Any help appreciaited.
i'll be nervously refreshing this topic for the next few hours, but i probably wont be here next month.
many thanks in advance.
I am positive that they can although I would say most don't.
It is a lot of work to get a crawler to run JS depending on how it was written and how it does the crawling.... using wget type methods or a hacked browser up browser running automatically.
Can it be done... yes.
thanks for the reply
its simple code, its the link here:
im convinced its happening as there are just so many complications with modern code. I have loads of sites and robots are a constant hassle, no matter what i do there are always robots doing stuff.

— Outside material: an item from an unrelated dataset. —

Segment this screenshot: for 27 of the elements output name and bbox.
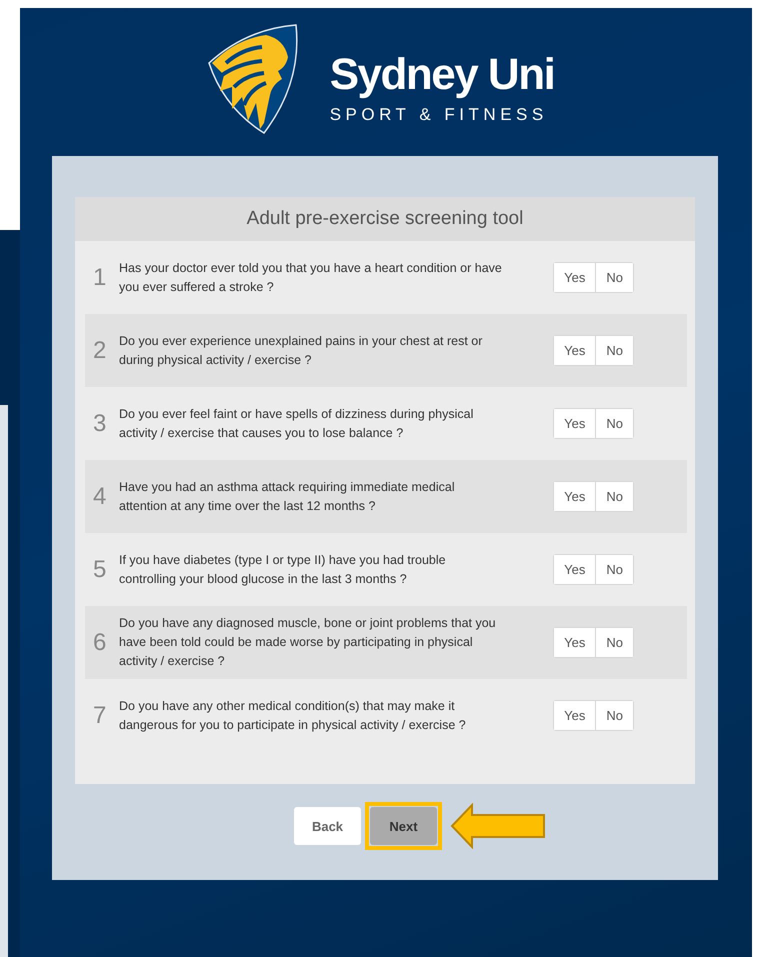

In this case they have a pretty straight forward link almost:
And when that link is clicked, its firing a hit. As far as im concerned thats suseptable to robot traffic, and as long as the robot conceals its headers and makes itself look like a browser or does something i cant quite put my finger on then its going to generate some degree of false hits.
its my belief that advanced data mining robots will trigger that link and like any indexing system might not follow through as all they want it the result of that link, ie whats at the other end, without actually going there, or something like that.
hhmm, maybe i should put the link in code.
i have nothing to do with that company by the way so dont think im spamming by linking etc.
in fact the more i look at this the more im thinking that this is truly open to robot traffic.
i cant see how its not.
what can the aspx do? check the headers? check a list of robot IP's?
im beginning to feel very confident that they dont have any magical bot proof formula in place like they say?
we know the likes of google can, but i'm assuming you mean more the nefarious types of bot that are up to no good.(or at least no good that benefits you)
but bots don't 'click' links, they store page data, parse the links and store them as pages they will visit in the future, they will then at some point visit the newly discovered page (this can happen very quickly)
... the directory should be taking steps to stop bots scraping their content.
however, that seems like a bit of an achilles heal because all you need is some pearl? or a web service? to fire that actual redirect page, again and again with various domains and you can cause no ends of havoc?
i think its obviously a reasonable method but i just cant see it as being foolproof?
thanks for the reply topr8
i think its obvious that the link i have posted above is going to be subject to robot activity which the question being to what extent. Its also clear that the directory is already doing quite a bit to stop it. However, im just saying to them at least that its just impossible to put a 100% gaurantee on that, especially today.
Not expecting any hard coded solutions to this, but thoughts and options very eagerly recieved as its really frustrating, especially when they want nearly £700 for the pleasure of this nebulous activity.
thanks for all your replies.
i have to close this browser down so i wont see any further replies.
That said, 99% of robots dun use it
Cheers for the reply.
i still cant figure it out but im sure there are bots that do that. personally i believe there is a massive cyber war going on, just like in the Matrix and i think the countries like China etc with a lot of technical competance have developed very sophisticated intelligence gather systems such as robots that leave no stone unturned, and i think they love business directories which are perfect for profiling a countries economic picture as they have all the companies in them. As such a business directory would possibly be a target for a clever robot.
i do agree its a bit far fetched, but truth is often stranger than fiction.
How are you tracking where hits come from? Are you checking the Referer header or do they pass in a parameter in the request?
referer header field can be filled by anything that are you wanted.